Around 200 other items demonstrate the varied everyday life at the hospital. Many patients learned a trade or tended an 80 acre farm, making the institution practically self-sufficient, so these include items such as farm tools, musical instruments and machinery.

The collection is particularly relevant to the Down’s Syndrome Association.  John Langdon Down, ‘Father of Down’s Syndrome’, spent his early career as Royal Earlswood’s first medical superintendent. He knew Pullen and identified both Savant Syndrome and Down’s Syndrome whilst in-charge there before setting up a private hospital, Normansfield, based on the model of care he developed. Normansfield, now called The Langdon Down Centre, is today home to the Down’s Syndrome Association’s headquarters.

The new exhibition will be housed in a recently restored Victorian theatre there – which was once used for entertaining patients – and will complement an existing display about Langdon Down and the history of Normansfield in the basement of the building.

Plans are now underway to develop a much larger museum in other wards and rooms in the grade II listed hospital building. These displays will exhibit other items in the collection and contemporary artwork from people who have a learning disability alongside antique letters, patient case notes and photographic plates currently stored at the London Metropolitan Archive.

When complete, the museum will include interactive displays and be an educational resource for children, students, professionals and other visitors to learn about the history of the care, education and training of people with learning disabilities.

Fiona Edwards, Chief Executive of Surrey and Borders Partnership NHS Foundation Trust, said: “?Royal Earlswood Hospital has played a huge part in shaping the way that care and support for people with a learning disability has developed over the past 200 years. Down’s model of care was compassionate and radical for his time and Pullen’s work is one of the success stories of the system of education and training developed there, a system which was later mirrored elsewhere. I’d like to thank Freda and the committee for their dedication to preserving Surrey’s fascinating learning disability heritage and ensuring it will be shared with generations to come.”

Freda adds: “This is indeed a happy ending for this internationally important collection. We never dreamed that such a spectacular building would one day house the Royal Earlswood Museum and that it would be in the care of such a relevant organisation.”

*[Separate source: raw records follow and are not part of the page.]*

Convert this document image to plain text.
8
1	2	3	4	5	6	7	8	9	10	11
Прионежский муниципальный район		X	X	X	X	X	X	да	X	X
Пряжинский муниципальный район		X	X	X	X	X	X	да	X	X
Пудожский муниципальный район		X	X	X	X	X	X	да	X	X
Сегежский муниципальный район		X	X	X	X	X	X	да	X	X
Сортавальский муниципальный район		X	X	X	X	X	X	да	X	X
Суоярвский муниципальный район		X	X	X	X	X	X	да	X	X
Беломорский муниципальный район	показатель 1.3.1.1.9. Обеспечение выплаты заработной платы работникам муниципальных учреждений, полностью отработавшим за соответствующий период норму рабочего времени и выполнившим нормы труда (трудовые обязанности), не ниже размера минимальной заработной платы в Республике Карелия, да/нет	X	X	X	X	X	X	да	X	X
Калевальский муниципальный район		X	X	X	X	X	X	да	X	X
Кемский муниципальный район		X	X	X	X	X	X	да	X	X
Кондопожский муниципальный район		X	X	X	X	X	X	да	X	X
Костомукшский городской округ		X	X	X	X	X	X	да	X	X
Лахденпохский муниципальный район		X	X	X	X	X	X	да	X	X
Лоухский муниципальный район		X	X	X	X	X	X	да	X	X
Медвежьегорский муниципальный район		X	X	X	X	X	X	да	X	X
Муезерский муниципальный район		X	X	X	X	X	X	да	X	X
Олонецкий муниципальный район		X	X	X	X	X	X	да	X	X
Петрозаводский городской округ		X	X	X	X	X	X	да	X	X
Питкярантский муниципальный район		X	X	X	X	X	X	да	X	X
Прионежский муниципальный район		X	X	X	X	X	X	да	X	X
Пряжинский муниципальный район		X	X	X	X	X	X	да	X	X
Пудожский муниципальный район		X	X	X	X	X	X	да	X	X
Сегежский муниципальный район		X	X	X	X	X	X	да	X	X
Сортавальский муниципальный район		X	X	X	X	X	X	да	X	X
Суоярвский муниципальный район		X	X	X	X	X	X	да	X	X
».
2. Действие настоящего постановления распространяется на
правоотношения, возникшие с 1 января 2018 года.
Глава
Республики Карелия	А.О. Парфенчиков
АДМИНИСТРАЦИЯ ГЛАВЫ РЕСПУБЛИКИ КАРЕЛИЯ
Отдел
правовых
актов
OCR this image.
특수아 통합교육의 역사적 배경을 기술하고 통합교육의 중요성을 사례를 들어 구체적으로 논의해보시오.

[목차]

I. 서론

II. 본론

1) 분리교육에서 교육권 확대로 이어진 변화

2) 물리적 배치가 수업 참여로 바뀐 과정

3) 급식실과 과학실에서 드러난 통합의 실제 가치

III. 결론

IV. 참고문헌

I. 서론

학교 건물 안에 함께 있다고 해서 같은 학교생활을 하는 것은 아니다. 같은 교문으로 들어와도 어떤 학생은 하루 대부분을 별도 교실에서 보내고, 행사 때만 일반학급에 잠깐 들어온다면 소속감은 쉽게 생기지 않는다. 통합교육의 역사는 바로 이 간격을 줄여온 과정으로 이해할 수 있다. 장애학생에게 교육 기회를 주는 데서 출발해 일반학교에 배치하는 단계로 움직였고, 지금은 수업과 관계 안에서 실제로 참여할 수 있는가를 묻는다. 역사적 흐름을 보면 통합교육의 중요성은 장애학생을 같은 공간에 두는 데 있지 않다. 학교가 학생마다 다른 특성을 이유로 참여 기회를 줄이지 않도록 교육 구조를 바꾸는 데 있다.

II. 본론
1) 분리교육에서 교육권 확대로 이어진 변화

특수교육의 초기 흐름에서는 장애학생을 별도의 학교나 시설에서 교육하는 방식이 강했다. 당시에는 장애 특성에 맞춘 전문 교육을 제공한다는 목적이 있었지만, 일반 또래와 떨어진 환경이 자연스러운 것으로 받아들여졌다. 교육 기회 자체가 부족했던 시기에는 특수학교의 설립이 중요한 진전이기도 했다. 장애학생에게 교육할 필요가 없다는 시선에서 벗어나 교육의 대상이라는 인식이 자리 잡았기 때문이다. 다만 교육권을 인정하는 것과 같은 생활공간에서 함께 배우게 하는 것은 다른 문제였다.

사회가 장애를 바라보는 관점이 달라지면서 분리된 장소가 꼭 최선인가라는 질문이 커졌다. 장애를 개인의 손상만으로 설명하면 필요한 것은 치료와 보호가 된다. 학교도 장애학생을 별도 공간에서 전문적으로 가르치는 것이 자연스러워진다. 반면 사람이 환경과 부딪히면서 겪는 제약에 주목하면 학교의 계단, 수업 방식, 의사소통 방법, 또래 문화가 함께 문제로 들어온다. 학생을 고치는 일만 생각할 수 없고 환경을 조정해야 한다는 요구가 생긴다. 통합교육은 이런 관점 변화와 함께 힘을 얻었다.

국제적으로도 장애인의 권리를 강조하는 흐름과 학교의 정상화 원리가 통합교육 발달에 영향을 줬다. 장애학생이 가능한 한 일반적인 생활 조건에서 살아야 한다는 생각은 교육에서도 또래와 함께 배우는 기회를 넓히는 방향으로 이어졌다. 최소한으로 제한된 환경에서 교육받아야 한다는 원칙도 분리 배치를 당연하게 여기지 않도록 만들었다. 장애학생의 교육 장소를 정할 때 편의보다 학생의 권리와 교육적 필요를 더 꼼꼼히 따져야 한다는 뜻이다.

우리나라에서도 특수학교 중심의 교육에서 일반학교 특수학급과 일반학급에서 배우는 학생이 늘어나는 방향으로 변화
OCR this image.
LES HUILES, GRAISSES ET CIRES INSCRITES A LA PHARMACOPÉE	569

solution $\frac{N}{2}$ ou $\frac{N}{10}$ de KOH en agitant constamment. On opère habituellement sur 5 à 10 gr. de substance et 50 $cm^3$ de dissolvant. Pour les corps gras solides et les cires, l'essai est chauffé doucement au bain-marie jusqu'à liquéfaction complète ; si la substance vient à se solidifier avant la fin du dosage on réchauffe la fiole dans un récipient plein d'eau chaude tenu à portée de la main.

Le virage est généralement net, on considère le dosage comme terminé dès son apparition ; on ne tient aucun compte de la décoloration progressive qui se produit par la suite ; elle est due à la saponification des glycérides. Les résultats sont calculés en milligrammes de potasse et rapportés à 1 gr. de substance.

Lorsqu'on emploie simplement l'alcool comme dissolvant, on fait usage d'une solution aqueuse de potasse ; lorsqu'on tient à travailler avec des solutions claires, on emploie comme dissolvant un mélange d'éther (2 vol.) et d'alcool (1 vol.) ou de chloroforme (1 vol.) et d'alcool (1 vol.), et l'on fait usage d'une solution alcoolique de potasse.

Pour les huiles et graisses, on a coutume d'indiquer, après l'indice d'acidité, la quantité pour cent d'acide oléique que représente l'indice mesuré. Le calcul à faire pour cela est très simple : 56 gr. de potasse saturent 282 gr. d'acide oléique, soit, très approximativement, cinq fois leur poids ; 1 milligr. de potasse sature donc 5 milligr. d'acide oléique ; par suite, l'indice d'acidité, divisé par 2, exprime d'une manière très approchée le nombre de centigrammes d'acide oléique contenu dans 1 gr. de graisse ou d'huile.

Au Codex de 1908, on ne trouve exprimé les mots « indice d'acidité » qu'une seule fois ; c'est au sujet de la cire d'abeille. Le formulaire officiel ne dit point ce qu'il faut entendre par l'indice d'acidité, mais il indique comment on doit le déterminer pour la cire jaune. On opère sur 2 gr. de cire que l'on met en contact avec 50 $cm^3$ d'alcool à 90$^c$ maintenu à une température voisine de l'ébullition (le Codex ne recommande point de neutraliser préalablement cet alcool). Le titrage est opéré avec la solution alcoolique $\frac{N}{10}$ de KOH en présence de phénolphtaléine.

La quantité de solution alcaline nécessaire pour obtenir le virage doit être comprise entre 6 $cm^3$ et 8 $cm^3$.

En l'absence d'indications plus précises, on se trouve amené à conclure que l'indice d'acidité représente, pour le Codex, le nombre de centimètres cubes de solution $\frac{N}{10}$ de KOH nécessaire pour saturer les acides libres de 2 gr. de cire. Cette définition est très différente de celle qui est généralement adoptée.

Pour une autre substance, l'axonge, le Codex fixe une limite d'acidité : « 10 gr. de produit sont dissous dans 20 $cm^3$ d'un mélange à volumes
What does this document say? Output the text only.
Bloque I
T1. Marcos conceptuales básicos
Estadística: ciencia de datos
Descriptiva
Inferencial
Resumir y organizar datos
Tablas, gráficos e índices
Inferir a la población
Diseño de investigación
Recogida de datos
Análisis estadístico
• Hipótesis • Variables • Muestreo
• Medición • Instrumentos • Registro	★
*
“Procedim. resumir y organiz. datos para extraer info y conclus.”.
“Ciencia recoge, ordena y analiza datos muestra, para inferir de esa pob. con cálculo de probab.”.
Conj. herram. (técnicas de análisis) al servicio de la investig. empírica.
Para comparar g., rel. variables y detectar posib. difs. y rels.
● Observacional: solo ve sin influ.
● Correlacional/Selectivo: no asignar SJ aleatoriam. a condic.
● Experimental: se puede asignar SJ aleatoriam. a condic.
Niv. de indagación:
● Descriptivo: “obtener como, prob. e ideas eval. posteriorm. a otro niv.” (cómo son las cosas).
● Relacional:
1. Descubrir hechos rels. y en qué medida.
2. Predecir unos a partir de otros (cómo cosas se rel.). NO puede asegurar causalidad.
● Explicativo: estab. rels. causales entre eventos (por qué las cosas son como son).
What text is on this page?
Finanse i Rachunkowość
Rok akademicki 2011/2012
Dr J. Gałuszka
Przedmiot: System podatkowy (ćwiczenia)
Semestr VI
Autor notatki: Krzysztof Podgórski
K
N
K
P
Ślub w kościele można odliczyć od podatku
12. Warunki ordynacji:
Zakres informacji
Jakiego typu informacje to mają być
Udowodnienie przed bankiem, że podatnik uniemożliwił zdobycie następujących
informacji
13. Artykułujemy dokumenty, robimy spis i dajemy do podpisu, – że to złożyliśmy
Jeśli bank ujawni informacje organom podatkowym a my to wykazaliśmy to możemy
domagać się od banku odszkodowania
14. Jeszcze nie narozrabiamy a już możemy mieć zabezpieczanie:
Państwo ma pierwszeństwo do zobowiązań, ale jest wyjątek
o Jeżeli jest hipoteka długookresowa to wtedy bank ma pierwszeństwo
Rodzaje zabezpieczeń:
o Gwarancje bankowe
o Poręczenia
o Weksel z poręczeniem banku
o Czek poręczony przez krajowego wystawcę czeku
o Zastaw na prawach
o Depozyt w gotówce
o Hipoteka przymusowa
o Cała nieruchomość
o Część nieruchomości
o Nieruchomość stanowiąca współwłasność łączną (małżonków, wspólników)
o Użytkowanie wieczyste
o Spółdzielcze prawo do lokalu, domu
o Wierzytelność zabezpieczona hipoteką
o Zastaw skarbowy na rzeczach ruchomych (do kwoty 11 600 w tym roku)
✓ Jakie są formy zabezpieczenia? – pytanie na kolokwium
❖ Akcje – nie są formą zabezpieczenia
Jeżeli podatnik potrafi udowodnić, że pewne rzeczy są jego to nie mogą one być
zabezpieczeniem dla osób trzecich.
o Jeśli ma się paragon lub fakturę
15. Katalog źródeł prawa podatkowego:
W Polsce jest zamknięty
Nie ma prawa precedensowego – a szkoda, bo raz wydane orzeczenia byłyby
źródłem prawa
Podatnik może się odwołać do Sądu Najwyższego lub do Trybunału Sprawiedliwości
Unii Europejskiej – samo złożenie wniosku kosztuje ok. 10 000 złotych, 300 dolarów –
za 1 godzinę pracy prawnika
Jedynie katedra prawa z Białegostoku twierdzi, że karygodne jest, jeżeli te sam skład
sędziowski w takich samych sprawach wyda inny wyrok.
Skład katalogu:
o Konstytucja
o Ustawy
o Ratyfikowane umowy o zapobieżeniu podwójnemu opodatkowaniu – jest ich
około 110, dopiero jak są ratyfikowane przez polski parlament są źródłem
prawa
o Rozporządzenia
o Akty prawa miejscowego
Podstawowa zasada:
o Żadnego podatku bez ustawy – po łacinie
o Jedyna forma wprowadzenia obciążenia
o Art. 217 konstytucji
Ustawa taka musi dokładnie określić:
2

Lalage Grundy, Team Manager for Learning, Museums and Partnership at Surrey Heritage, said: "I’m delighted that this wonderful collection is going to be the basis of a really exciting new museum after we have been searching for a home for it for so long. We have of course been housing ‘The Giant' in our foyer and will be sorry to see him go, but look forward to seeing him in his new surroundings."

The Belfry Shopping Centre Manager, Andy Nash, says: “We have been very happy to provide a home for these important and unusual exhibits for the past 14 years, giving thousands of local people and visitors from all over the UK, and internationally, the chance to view this fascinating part of British history. We will be sad to lose these unique local artefacts, but are delighted that such an ideal permanent home has been found for the entire collection, as only 10% has been displayed here. The Royal Earlswood Story and The Pullen Collection will be on display here at the Belfry Centre until late June.”

An exhibition about the museum and its new home will be mounted in the display area at the Belfry shortly afterwards.

Freda adds: “I’d like to thank my six fellow members of the Museum Committee: Anne Lea; John Burleigh; Jill Hickmott; Dave Sharp; Mary Jopp and Betty Norman for their loyal service over the years. Sadly, our late secretary Sylvia MacFarlane, who did so much for the museum, is no longer with us to share this exciting new chapter in the museum’s history. I would also like to thank the Belfry Shopping Centre for providing such an unusual showcase and help over the years and Surrey Heritage for its advice and support.”